LAN stops working every now and then

Not that long ago I bought WR1043NDv4 and installed LEDE 17.01 stable on it. Everything seems to be working great except one thing. LAN stops working every now and then. There is no internet, no local network. I can't access webpages or other devices on the same network.

I just had an incident a few minutes ago and to my surprise the logs are clean. Nothing unusual is happening there. The syslog and dmesh are clean, no new unusual entries. During the outage I can't access services on other computers, networked hard drives or router configuration page (LuCI). SSH doesn't respond either. The only indication it happened is less space on storage after logging into the router through SSH and checking df.

The outage seems to be correcting itself after a few minutes. Anyone noticed something similar on your devices?

3 Likes

First check the involved clients if they still have their IP addresses and routes set, as this would be the most likely cause of problems (not renewing the DHCP lease correctly, if that actually is the case, testing more current development snapshots could be a way out).

Other than DHCP woes, the problems you describe generally shouldn't happen, as the router's switch should more or less be configured to pass everything on undisturbed between the LAN ports, so even if the router's OS would get stuck, the switch should remain in its previously configured state... What could result in very similar behaviour would be either loops between LAN segments or faulty devices 'reflecting' some/ most of the packets going by (e.g. years ago I had a switch exposing that behaviour whenever it lost power/ was switched off), which could effectively drown the network with useless packets. Therefore it would make sense to reduce your network down to just two clients connected directly to your LAN ports, check if the problems are gone and then carefully restoring the whole networking infrastructure piece by piece, to eventually pinpoint a potentially broken participant (could be a client's network card, some rogue dumb switches or APs or even some semi-broken (patch-) cable).

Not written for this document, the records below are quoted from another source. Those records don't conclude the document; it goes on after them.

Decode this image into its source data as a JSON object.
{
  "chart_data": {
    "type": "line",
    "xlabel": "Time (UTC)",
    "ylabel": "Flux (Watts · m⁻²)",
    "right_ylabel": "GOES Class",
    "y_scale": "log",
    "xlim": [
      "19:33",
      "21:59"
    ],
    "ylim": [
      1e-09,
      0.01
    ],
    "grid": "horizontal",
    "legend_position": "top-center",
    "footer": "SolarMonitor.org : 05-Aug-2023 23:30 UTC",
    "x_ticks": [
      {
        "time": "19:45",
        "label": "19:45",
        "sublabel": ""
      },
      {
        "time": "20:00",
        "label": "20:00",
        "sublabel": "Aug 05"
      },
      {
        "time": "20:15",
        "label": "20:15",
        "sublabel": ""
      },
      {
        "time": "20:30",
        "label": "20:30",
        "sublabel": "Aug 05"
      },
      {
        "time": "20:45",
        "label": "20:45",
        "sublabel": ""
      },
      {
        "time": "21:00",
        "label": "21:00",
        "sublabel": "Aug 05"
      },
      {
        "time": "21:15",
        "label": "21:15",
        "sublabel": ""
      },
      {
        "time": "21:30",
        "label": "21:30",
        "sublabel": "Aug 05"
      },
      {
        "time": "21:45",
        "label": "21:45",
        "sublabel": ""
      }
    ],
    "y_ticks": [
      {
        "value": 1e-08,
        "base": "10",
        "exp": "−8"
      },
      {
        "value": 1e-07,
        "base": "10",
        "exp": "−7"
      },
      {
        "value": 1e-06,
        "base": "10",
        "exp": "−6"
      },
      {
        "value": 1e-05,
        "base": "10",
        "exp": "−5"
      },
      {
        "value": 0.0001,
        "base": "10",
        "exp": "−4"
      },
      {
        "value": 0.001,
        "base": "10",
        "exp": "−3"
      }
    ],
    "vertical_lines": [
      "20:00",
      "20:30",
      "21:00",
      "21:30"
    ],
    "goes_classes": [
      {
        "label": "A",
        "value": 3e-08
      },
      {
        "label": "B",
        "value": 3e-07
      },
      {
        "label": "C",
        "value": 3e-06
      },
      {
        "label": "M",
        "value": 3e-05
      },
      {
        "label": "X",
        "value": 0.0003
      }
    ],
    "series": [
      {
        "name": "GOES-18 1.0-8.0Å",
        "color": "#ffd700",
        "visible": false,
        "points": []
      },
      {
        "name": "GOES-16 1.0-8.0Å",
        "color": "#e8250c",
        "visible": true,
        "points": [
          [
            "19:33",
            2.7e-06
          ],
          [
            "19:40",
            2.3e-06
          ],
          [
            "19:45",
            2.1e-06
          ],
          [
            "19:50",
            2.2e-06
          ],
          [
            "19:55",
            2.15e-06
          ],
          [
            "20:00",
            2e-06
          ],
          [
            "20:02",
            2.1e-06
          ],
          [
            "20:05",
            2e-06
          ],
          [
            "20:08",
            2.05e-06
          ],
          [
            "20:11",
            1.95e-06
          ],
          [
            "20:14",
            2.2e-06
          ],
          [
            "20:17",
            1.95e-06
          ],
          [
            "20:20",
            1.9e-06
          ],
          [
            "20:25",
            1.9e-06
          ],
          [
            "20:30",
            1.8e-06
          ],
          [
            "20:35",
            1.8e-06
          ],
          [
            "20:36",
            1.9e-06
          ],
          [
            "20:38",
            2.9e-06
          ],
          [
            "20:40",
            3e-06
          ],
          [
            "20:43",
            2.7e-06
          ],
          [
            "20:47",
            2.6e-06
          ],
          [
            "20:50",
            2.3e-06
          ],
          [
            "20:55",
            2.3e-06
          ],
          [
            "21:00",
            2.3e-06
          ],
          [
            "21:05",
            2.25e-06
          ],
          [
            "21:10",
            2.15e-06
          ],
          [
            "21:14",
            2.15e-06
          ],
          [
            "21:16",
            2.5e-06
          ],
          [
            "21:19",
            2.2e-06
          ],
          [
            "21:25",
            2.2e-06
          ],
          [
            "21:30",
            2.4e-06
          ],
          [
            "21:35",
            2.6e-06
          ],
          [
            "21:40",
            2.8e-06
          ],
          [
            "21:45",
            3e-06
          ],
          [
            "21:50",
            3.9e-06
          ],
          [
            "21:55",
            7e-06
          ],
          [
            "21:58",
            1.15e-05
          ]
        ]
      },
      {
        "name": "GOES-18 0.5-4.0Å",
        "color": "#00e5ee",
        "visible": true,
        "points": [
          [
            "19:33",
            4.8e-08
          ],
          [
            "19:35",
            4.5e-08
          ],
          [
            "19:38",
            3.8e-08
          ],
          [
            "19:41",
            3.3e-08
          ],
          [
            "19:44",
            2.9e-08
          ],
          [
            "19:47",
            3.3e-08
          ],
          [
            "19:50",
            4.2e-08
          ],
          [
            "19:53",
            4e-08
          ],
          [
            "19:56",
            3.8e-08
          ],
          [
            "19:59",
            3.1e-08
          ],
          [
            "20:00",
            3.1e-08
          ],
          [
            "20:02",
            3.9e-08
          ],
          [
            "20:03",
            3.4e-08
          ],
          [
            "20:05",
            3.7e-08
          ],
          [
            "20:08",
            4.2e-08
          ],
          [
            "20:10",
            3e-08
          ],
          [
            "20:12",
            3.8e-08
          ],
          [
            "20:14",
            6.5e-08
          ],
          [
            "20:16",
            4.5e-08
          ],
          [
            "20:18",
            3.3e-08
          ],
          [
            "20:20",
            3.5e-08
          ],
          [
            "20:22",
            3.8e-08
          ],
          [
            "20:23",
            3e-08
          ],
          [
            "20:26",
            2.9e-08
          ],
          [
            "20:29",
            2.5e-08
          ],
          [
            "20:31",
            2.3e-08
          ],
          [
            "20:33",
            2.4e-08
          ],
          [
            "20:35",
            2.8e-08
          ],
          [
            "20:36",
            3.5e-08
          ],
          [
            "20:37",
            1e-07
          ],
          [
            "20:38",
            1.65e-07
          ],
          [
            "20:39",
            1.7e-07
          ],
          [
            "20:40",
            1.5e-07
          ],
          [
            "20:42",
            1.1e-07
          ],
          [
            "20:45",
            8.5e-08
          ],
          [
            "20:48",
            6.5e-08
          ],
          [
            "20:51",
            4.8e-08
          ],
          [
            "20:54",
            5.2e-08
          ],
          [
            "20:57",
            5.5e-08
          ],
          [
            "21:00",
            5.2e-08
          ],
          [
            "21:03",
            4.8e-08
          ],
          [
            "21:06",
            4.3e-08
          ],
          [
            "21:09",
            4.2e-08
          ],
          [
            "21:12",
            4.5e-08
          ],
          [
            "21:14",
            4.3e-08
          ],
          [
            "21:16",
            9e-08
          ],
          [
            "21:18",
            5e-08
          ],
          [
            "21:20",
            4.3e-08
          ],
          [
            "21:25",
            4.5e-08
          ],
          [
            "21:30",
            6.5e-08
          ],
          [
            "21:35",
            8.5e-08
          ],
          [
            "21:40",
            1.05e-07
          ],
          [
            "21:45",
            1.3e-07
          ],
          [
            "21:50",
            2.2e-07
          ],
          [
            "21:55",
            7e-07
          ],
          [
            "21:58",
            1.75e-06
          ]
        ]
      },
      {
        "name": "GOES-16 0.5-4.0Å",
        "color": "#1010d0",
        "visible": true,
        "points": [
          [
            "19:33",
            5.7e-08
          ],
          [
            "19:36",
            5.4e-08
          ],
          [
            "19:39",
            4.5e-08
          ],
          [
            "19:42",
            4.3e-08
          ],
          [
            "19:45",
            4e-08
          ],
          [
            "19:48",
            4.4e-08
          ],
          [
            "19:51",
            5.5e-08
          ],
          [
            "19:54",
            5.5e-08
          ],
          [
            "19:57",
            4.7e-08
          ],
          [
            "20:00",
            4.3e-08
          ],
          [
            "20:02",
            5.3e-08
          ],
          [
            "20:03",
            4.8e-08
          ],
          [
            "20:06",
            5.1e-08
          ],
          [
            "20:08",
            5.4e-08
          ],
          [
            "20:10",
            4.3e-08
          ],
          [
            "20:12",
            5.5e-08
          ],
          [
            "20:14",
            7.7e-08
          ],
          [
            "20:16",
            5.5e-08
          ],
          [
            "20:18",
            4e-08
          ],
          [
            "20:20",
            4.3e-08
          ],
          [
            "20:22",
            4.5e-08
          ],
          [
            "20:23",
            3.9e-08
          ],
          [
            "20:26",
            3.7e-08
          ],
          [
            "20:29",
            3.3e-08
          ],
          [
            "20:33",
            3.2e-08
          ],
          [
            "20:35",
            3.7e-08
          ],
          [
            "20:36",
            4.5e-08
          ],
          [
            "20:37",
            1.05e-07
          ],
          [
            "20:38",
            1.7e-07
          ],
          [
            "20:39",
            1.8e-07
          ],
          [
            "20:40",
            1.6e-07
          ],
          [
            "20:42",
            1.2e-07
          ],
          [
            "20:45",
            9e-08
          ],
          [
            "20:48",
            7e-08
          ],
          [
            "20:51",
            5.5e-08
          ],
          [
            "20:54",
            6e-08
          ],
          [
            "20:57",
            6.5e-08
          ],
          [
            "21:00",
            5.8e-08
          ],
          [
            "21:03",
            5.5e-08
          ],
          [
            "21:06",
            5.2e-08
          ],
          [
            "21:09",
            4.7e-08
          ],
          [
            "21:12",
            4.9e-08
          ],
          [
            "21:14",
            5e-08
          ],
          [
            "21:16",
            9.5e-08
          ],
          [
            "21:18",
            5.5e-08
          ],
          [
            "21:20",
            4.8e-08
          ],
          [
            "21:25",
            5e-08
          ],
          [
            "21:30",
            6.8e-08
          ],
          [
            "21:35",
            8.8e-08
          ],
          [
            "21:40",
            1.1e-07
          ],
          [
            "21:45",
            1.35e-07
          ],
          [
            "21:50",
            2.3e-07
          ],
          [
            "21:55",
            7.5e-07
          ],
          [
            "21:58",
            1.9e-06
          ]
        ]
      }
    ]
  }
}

If you're familiar with network sniffer like wireshark, this might also help to cut down your experimenting.

Keeping in mind that your device is relatively new to market and remembering the recent thread about NAT leakage on TL-WR1043ND v4 could also imply a more general problem with initializing the particular switch chipset used in your router. Also give the vlan setup a quick sanity check.

The router in question was working for less then 6h and DHCP leases are set to expire in 12h.

During the most resent bug occurrence only one device was connected to the network. It's an older netbook working 24/7. It was there on the previous router so I don't think it's the culprit. It is a 100Mb/s device so it's affected by this bug: https://forum.openwrt.org/t/tp-link-wr1043nd-v4-issue/
Can the bug discussed in the thread linked above cause this issue?

I think this was a LEDE problem in general and it was fixed by adding a rule to firewall. I have this rule added in my configuration but the problem persist with or without it.

What do you mean? I didn't change the vlans. I have the default one untouched.
I can provide my configuration files here if this would help.

DHCP clients usually try to renew their lease after half the DHCP lease time.

So let's say there is a problem with dnsmasq. How do I fix this or at least conform it?
Would you like to see my config?

As mentioned before, you need to check the situation on your connected clients first.

I will try to do that but it will be hard since the issue occurs at random times. Anything else I should check while I'm at it? All of my machines are running Windows by the way.

Also one other thing.
The DHCP expiration times are different for all of my computers, yet the issue is happening simultaneously on all of them.

It just happened.
It's not DHCP. After doing /etc/init.d/dhcp restart I got:

root@WR1043NDv4_LEDE:~# service dnsmasq restart
udhcpc: started, v1.25.1
udhcpc: sending discover
udhcpc: no lease, failing

WAN doesn't work also, yet WiFi is working fine, I can connect to the router LuCI page and through SSH. Ethernet clients don't get IP from DHCP, it's like there was no network. Switch is working, computer detects new cable and LED on router is turning ON when connecting cable.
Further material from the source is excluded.